I know x, y, and z are stored next to each other in memory since I put those source lines together in the same section, so I expect it would by something like this:
x y z
| | |
00 01 | 00 00 | 00 02
And mov will take the first 4 bytes: 00 01 00 00. So, I expected eax to have in reverse order the first 4 bytes since x86 uses little endian encoding -> eax=0x00 00 01 00 which is not the 0x1 I get from actually trying it. (e.g. in GDB, with print /x $eax after single-stepping past the mov.)
What am I doing wrong?
Also, x, y, z I know that they are stored next to each other in memory, so I expect it would by something like this:
x y z | | | 00 01 | 00 00 | 00 02
The order of these bytes is wrong!
Being little endian the assembler stored the values like:
x y z
| | |
01 00 | 00 00 | 02 00
Taking a full dword at X therefore finds 01 00 00 00 which equals 00000001h.
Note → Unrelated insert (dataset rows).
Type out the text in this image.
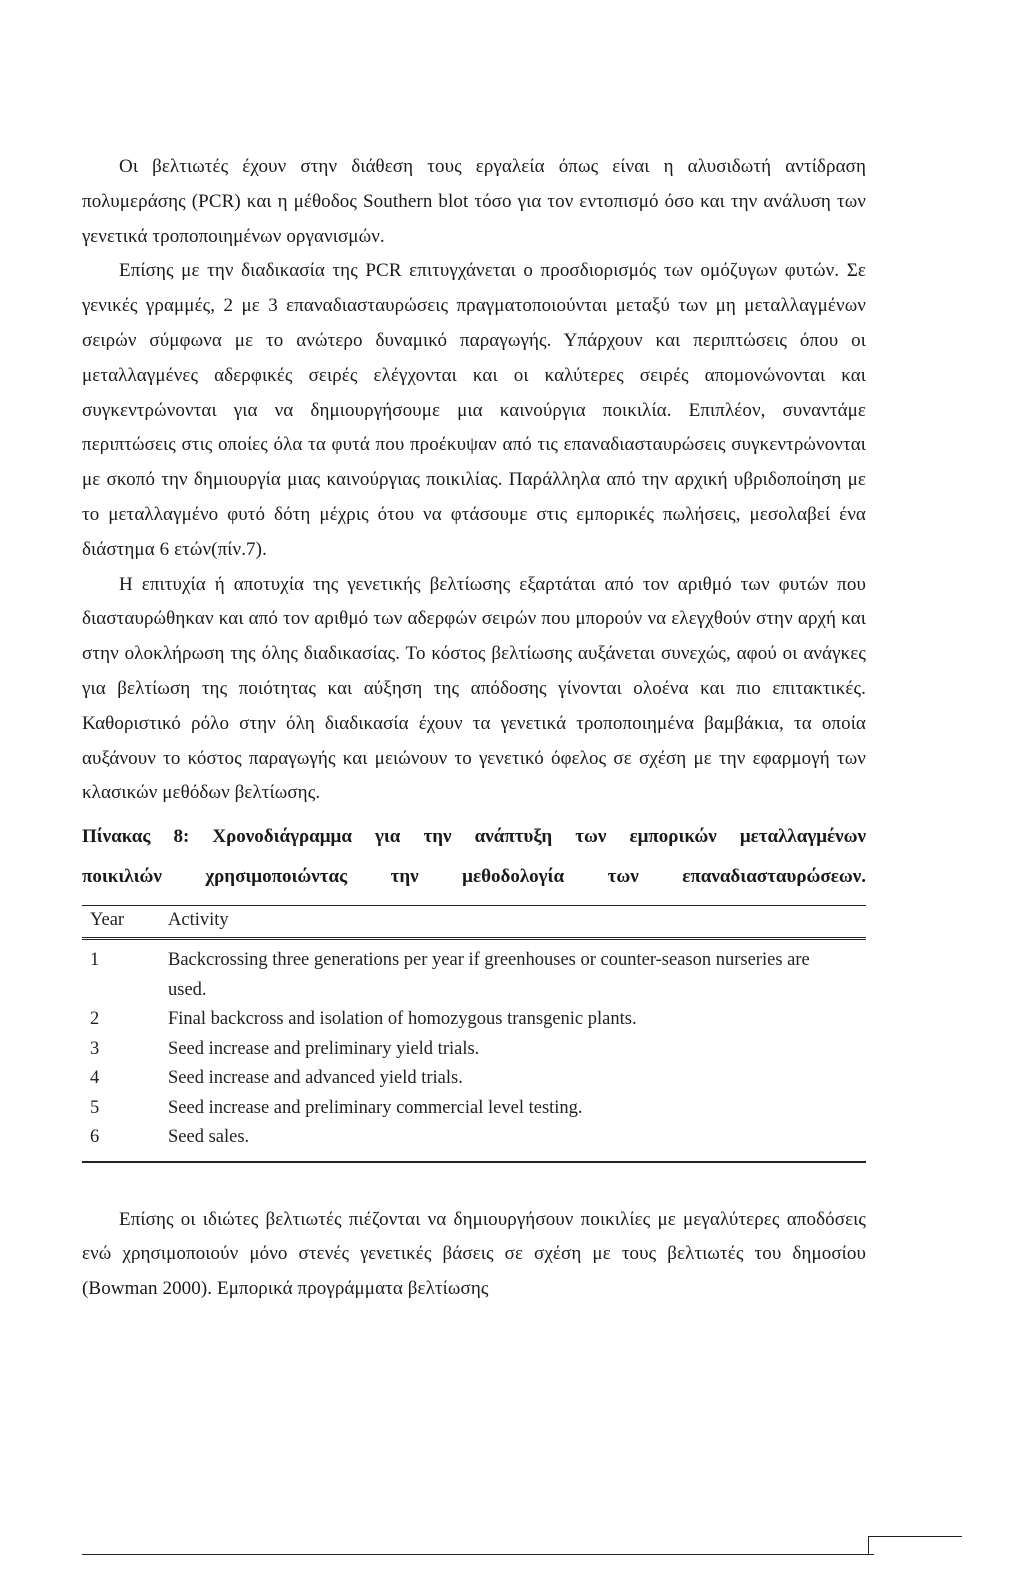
Οι βελτιωτές έχουν στην διάθεση τους εργαλεία όπως είναι η αλυσιδωτή αντίδραση πολυμεράσης (PCR) και η μέθοδος Southern blot τόσο για τον εντοπισμό όσο και την ανάλυση των γενετικά τροποποιημένων οργανισμών.

Επίσης με την διαδικασία της PCR επιτυγχάνεται ο προσδιορισμός των ομόζυγων φυτών. Σε γενικές γραμμές, 2 με 3 επαναδιασταυρώσεις πραγματοποιούνται μεταξύ των μη μεταλλαγμένων σειρών σύμφωνα με το ανώτερο δυναμικό παραγωγής. Υπάρχουν και περιπτώσεις όπου οι μεταλλαγμένες αδερφικές σειρές ελέγχονται και οι καλύτερες σειρές απομονώνονται και συγκεντρώνονται για να δημιουργήσουμε μια καινούργια ποικιλία. Επιπλέον, συναντάμε περιπτώσεις στις οποίες όλα τα φυτά που προέκυψαν από τις επαναδιασταυρώσεις συγκεντρώνονται με σκοπό την δημιουργία μιας καινούργιας ποικιλίας. Παράλληλα από την αρχική υβριδοποίηση με το μεταλλαγμένο φυτό δότη μέχρις ότου να φτάσουμε στις εμπορικές πωλήσεις, μεσολαβεί ένα διάστημα 6 ετών(πίν.7).

Η επιτυχία ή αποτυχία της γενετικής βελτίωσης εξαρτάται από τον αριθμό των φυτών που διασταυρώθηκαν και από τον αριθμό των αδερφών σειρών που μπορούν να ελεγχθούν στην αρχή και στην ολοκλήρωση της όλης διαδικασίας. Το κόστος βελτίωσης αυξάνεται συνεχώς, αφού οι ανάγκες για βελτίωση της ποιότητας και αύξηση της απόδοσης γίνονται ολοένα και πιο επιτακτικές. Καθοριστικό ρόλο στην όλη διαδικασία έχουν τα γενετικά τροποποιημένα βαμβάκια, τα οποία αυξάνουν το κόστος παραγωγής και μειώνουν το γενετικό όφελος σε σχέση με την εφαρμογή των κλασικών μεθόδων βελτίωσης.

Πίνακας 8: Χρονοδιάγραμμα για την ανάπτυξη των εμπορικών μεταλλαγμένων
ποικιλιών χρησιμοποιώντας την μεθοδολογία των επαναδιασταυρώσεων.
Year	Activity
1	Backcrossing three generations per year if greenhouses or counter-season nurseries are used.
2	Final backcross and isolation of homozygous transgenic plants.
3	Seed increase and preliminary yield trials.
4	Seed increase and advanced yield trials.
5	Seed increase and preliminary commercial level testing.
6	Seed sales.

Επίσης οι ιδιώτες βελτιωτές πιέζονται να δημιουργήσουν ποικιλίες με μεγαλύτερες αποδόσεις ενώ χρησιμοποιούν μόνο στενές γενετικές βάσεις σε σχέση με τους βελτιωτές του δημοσίου (Bowman 2000). Εμπορικά προγράμματα βελτίωσης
With that order, mov will take the first 4 bytes from right to left? Like dcba? 01 (a) 00 (b) | 00 (c) 00 (d)
If you like to think about it that way. Executing a dword-sized mov, the CPU fetches a 4-byte chunk of memory and the CPU just knows that the first byte needs to go in the lowest byte of %EAX and working towards the highest byte that receives the fourth byte.